Another interesting finding from the analysis was that for patients who had both tumor and plasma evaluable for TMB, the shared variance was observed in 59%. For the remaining patients, TMB was present in either the tumor or blood only. Rizvi said this concordance is not optimal.
However, when investigators further looked at circulating tumor DNA samples that they ran on both plasma and tumor panels, they found that concordance was good. He said this indicated that what is observed in TMB collected in tumor samples (tTMB) is just different from what is seen in the plasma.
“[One] possible conclusion is that the plasma is just more representative of tumor heterogeneity, and perhaps this could be a better assay than from tumor [samples].”

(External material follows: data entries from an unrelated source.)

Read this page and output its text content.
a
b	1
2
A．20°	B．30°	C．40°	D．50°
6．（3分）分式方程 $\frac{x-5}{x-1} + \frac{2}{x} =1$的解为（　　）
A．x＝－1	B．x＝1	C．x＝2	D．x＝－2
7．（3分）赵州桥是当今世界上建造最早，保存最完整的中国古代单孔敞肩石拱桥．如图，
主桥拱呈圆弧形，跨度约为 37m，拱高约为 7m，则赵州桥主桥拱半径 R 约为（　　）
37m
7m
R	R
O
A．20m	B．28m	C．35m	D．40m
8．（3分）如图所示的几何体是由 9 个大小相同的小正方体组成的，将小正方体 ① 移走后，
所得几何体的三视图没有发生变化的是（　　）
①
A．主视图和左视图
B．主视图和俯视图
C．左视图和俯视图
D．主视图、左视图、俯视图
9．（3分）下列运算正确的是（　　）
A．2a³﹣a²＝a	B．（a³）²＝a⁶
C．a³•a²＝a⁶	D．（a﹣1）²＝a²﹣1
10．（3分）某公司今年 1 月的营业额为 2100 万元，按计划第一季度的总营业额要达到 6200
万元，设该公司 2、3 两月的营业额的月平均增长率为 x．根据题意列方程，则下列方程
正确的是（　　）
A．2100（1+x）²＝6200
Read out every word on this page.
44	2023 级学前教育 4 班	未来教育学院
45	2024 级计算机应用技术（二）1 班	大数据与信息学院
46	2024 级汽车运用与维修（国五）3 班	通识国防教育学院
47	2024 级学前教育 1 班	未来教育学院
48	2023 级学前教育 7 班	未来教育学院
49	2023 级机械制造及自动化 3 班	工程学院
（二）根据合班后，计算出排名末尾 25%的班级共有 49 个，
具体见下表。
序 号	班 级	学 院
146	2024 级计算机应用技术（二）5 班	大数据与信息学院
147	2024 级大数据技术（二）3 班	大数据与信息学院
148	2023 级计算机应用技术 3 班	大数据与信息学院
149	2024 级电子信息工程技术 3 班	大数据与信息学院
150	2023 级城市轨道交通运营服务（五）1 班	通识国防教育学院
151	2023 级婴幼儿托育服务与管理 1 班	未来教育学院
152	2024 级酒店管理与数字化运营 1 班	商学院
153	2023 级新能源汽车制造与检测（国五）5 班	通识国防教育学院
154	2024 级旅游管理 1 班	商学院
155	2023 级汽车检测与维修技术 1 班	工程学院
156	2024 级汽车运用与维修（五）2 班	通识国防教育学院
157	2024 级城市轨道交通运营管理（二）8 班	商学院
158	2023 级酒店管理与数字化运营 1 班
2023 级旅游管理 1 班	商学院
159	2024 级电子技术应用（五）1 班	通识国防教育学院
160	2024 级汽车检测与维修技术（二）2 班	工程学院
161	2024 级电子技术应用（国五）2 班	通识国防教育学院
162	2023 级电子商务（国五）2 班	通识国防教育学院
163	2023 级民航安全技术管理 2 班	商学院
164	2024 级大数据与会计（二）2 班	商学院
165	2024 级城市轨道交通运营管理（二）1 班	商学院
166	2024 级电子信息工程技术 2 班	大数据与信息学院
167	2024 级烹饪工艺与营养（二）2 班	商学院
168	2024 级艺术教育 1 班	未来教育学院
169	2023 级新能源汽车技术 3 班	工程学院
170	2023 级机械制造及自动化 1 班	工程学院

In the phase III MYSTIC study, which looked into the frontline combination of durvalumab (Imfinzi) and tremelimumab versus durvalumab alone or platinum-based chemotherapy in patients with stage IV NSCLC, TMB was evaluated using the GuardantOMNI assay in plasma and FoundationOne CDx in tumor samples.5The overall correlation for tTMB versus bTMB was 0.6.
“Again, we are seeing a similar phenomenon as far as the concordance not being perfect,” Rizvi said. “In my mind, I think this does reflect the heterogeneity in what is shed [by the tumor] versus [a] single biopsy site.”
He did point out that ≥10 mutations per megabase in tTMB was correlative with bTMB ≥16 mutations per megabase in the MYSTIC analysis.